First of all, a new lunar year is beginning, and with it the year of the tiger. Happy Chinese New Year to all!
We discussed the new Revit Family API in some depth and presented labs to help start making efficient use of it. One issue in the context of families and the loading of families remained unresolved, however, and we have some questions on this from Prasad and Lars Rådman that still remain unanswered, namely on how to use the IFamilyLoadOptions interface. So far nobody was actually able to provide a working example.
Now Gamal Kira of GEM Team Solutions solved this problem and very friendlily provided a sample application illustrating the solution.
The IFamilyLoadOptions interface defines call-back functionality for specific family load situations through the two events OnFamilyFound and OnSharedFamilyFound, called when a family or a shared family being loaded was already present in the target document, respectively.
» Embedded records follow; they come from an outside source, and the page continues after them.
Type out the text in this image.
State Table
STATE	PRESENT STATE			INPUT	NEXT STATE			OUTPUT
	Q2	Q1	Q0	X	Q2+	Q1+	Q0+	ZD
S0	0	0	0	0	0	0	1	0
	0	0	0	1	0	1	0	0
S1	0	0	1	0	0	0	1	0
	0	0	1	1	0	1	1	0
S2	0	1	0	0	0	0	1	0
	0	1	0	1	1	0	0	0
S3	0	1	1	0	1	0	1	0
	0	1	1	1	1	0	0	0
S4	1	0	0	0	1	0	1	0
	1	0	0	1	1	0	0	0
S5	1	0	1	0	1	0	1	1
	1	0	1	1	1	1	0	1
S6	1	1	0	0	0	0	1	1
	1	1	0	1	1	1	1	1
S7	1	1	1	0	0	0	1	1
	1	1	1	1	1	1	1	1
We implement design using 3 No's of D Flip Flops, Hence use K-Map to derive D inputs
They both take an output argument in which the event handler has the opportunity to specify whether the existing family's parameter values should be overwritten.
Unfortunately, this does not currently work the way one might expect. Once a family has been loaded into the project, it will not be reloaded later, even if it was modified, and attempting to use this event handler throws an exception.
One would mostly want a family to be reloaded if it has been edited, even if it is already loaded.
The trick to this that Gamal has uncovered is to call the LoadFamily method outside of a command context. Normally, the Revit API is only usable within the command context, although read-only access sometimes also works outside of it, e.g. when called from a modeless dialogue. This is the first example that I know of where some functionality actually requires a non-command context.
Here is what Gamal has to say about his example solution:
I isolated the ILoadOptions solution in a separate project RevitTest.
The external command GEM RevitTest displays a dialogue box to initiate the LoadFamily call. This dialogue can be displayed either as a modal or modeless form. From the form, LoadFamily can be called either with or without the IFamilyLoadOptions call-backs installed. When modal, the LoadFamily operation is executed within the command context, whereas the modeless dialogue executes it outside of the command context. The call to LoadFamily always throws an exception when called within the command context, regardless of whether the IFamilyLoadOptions call-backs are installed or not. From the modeless version, the IFamilyLoadOptions call-back works.
Very many thanks to Gamal for all his research and for providing this valuable sample!